An invention involves more than just the conception of a plan, more than mere speculation on paper. This is where many disputes are waged over the answer to the question of Who invented the "whatever."
Many claims to inventions have been made strictly on the illustration of a theory on paper, but it also involves the building and demonstration of a prototype. In many cases when the question is answered as to who invented something, it is not the individual was first person to theorize or document a product or process, but it is often based on the the first person to patent the item and whose company was the first to bring that item to the marketplace.
In the case with common everyday pieces of technology that we take for granted, such as the telephone, and the television, there were two or more individuals working towards an invention at the same time.

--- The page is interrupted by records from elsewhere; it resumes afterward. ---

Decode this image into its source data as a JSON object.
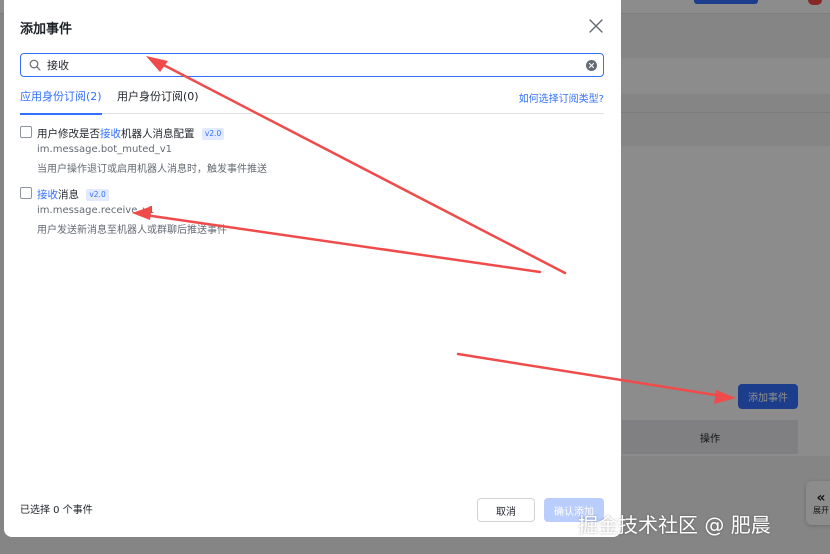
{
  "modal": {
    "title": "添加事件",
    "search": {
      "value": "接收",
      "placeholder": ""
    },
    "tabs": [
      {
        "label": "应用身份订阅(2)",
        "active": true
      },
      {
        "label": "用户身份订阅(0)",
        "active": false
      }
    ],
    "help_link": "如何选择订阅类型?",
    "events": [
      {
        "name_before": "用户修改是否",
        "name_highlight": "接收",
        "name_after": "机器人消息配置",
        "version": "v2.0",
        "code": "im.message.bot_muted_v1",
        "description": "当用户操作退订或启用机器人消息时，触发事件推送",
        "checked": false
      },
      {
        "name_before": "",
        "name_highlight": "接收",
        "name_after": "消息",
        "version": "v2.0",
        "code": "im.message.receive_v1",
        "description": "用户发送新消息至机器人或群聊后推送事件",
        "checked": false
      }
    ],
    "selected_count": "已选择 0 个事件",
    "cancel_label": "取消",
    "confirm_label": "确认添加"
  },
  "background": {
    "add_event_button": "添加事件",
    "table_header": "操作",
    "expand_label": "展开"
  },
  "watermark": "掘金技术社区 @ 肥晨",
  "colors": {
    "accent": "#3370ff",
    "annotation_arrow": "#f04b4b",
    "confirm_disabled": "#bacefd"
  },
  "icons": [
    "close-icon",
    "search-icon",
    "clear-icon",
    "chevron-double-left-icon"
  ]
}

My lifelong love of history and technology comes together at GeekHistory.com, a project that I have had rattling inside my brain for many years.
I am fascinated by the origins of things. I am also fascinated by how little the average person knows about history, not just political history, but the history of everyday things.
There are so many urban legends and so much folk lore surrounding the internet. I have read so many articles where the history of the internet is so mangled.
Technology Inventions: Who invented what?
One of the biggest misconceptions of any type of history is when a single person is credited for a discovery we often fail to realize that the discovery was not the work of a single person done in a void of any outside influence. Many times the person given credit for an invention is one of a number of persons who can easily be credited for the invention.